С раннего утра по замерзшей несколько на утреннем холодке дороги ехали мужики в раскрашенных тележках, с раскрашенными дугами, в картузах и синих кафтанах, с женами, тоже в синих поддевках, красных платках и красных сарафанах. Мужики поскорей ехали верхом, а между пешеходами были все больше женщины в котах и с поднятыми подолами; у некоторых из них были грудные младенцы на руках.
На красном дворе в Лопухах кучер Фома, в красной рубахе, с расчесанною бородой и намасленною головой, хлопотал около выкаченной из сарая прекрасной четвероместной коляски, а другой, подкучерок, мыл, чистил и расплетал гривы у четырех вороных лошадей. Видно, что приготовлялся самый парадный выезд, заведенный еще покойным Баклановым. Александр одевался в своей комнате. Вдруг к нему заглянула в двери в новой юбке, пильотках и чепце Аполлинария Матвеевна.
— Мне можно с тобой, душенька, ехать? — спросила она.
— Это что еще такое, — почти воскликнул Александр: — вы тут боитесь; кричать начнете в дороге!.. очень весело с вами ездить!
— Ой, да Клеопатра-то Петровна больно, было, меня звала.
— Ну, так и поезжайте одни, а я не поеду! — возразил Александр, бросая с гневом на стол щетку и гребенку. Ему стыдно было ехать с матерью.
Та, по обыкновению, струсила.
— Нет, коли уж так, я лучше не поеду, — сказала она смиренно и, придя в свою комнату и сняв с себя парадный чепчик, горестно уселась под окошечком.
«Глупа-то я больно, что ли, батюшки, ни от кого-то мне житья на свете нет, и от сынка-то что есть?» — спрашивала она себя и затем залилась обильнейшими слезами, что в этакий праздник она и в церкви Божией не побывает.
Иона Мокеич, тоже во фраке, в белом жилете и с новым картузиком в руках, быв свидетелем всей этой сцены между сыном и матерью, слегка улыбался и поматывал в раздумье головой.
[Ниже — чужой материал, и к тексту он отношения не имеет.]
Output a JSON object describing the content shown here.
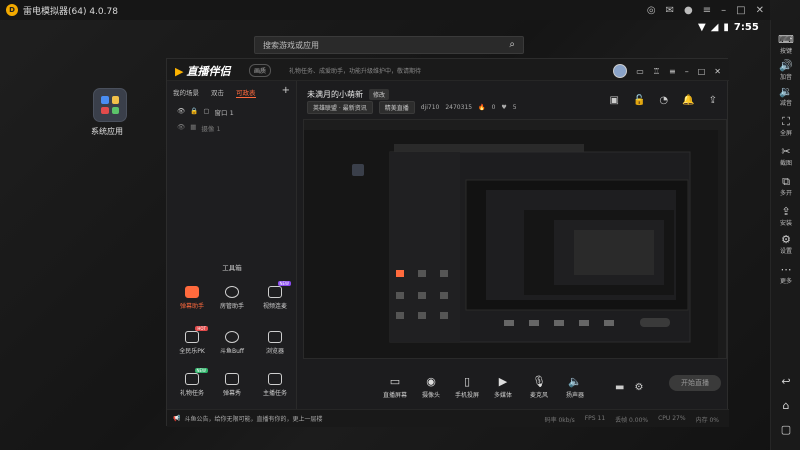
{
  "emulator": {
    "title": "雷电模拟器(64) 4.0.78",
    "logo_text": "D",
    "time": "7:55",
    "controls": [
      "gamepad-icon",
      "mail-icon",
      "record-icon",
      "menu-icon",
      "minimize-icon",
      "maximize-icon",
      "close-icon"
    ]
  },
  "right_toolbar": [
    {
      "icon": "keyboard-icon",
      "label": "按键"
    },
    {
      "icon": "volume-up-icon",
      "label": "加音"
    },
    {
      "icon": "volume-down-icon",
      "label": "减音"
    },
    {
      "icon": "fullscreen-icon",
      "label": "全屏"
    },
    {
      "icon": "scissors-icon",
      "label": "截图"
    },
    {
      "icon": "multi-open-icon",
      "label": "多开"
    },
    {
      "icon": "install-icon",
      "label": "安装"
    },
    {
      "icon": "settings-icon",
      "label": "设置"
    },
    {
      "icon": "more-icon",
      "label": "更多"
    }
  ],
  "nav_buttons": [
    "back-icon",
    "home-icon",
    "recent-icon"
  ],
  "desktop": {
    "search_placeholder": "搜索游戏或应用",
    "app_label": "系统应用"
  },
  "app": {
    "name": "直播伴侣",
    "badge": "画质",
    "slogan": "礼物任务、成爱助手，功能升级维护中，敬请期待",
    "left_tabs": [
      "我的场景",
      "双击",
      "可政表"
    ],
    "active_tab_index": 2,
    "sources": [
      {
        "label": "窗口 1"
      },
      {
        "label": "摄像 1"
      }
    ],
    "toolbox_title": "工具箱",
    "tools": [
      {
        "label": "弹幕助手",
        "highlight": true,
        "tag": ""
      },
      {
        "label": "房管助手",
        "highlight": false,
        "tag": ""
      },
      {
        "label": "视频连麦",
        "highlight": false,
        "tag": "NEW"
      },
      {
        "label": "全民乐PK",
        "highlight": false,
        "tag": "HOT"
      },
      {
        "label": "斗鱼Buff",
        "highlight": false,
        "tag": ""
      },
      {
        "label": "浏览器",
        "highlight": false,
        "tag": ""
      },
      {
        "label": "礼物任务",
        "highlight": false,
        "tag": "NEW"
      },
      {
        "label": "弹幕秀",
        "highlight": false,
        "tag": ""
      },
      {
        "label": "主播任务",
        "highlight": false,
        "tag": ""
      }
    ],
    "stream_title": "未满月的小萌新",
    "edit_label": "修改",
    "category": "英雄联盟 · 最新资讯",
    "room_btn": "精美直播",
    "room_id": "dji710",
    "viewer_id": "2470315",
    "fire_count": "0",
    "like_count": "5",
    "bottom_tools": [
      {
        "icon": "screen-share-icon",
        "label": "直播屏幕"
      },
      {
        "icon": "camera-icon",
        "label": "摄像头"
      },
      {
        "icon": "phone-cast-icon",
        "label": "手机投屏"
      },
      {
        "icon": "media-icon",
        "label": "多媒体"
      },
      {
        "icon": "microphone-icon",
        "label": "麦克风"
      },
      {
        "icon": "speaker-icon",
        "label": "扬声器"
      }
    ],
    "start_label": "开始直播",
    "notice": "斗鱼公告，给你无限可能，直播有你的，更上一层楼",
    "stats": [
      "码率 0kb/s",
      "FPS 11",
      "丢帧 0.00%",
      "CPU 27%",
      "内存 0%"
    ]
  }
}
Александр был готов. Костюм его состоял из черного фрака, из бархатного коричневого, по тогдашней моде, жилета; курчавые волосы его были красиво зачесаны назад. Выходя, он накинул на себя подбитый настоящим бархатом плащ-альмавиву и, живописно раскинув на плечах его отвороты, сел, несколько развалясь, в коляску и с удовольствием полюбовался толстою спиной молодцеватого кучера. Гайдук Петр, тоже в новой, с иголочки, ливрее, вскочил на запятки. За ним вслед смиренно ехал Иона Мокеич в своем тарантасишке. Александр его не пригласил сесть с собой из того же чувства, по которому не взял и мать.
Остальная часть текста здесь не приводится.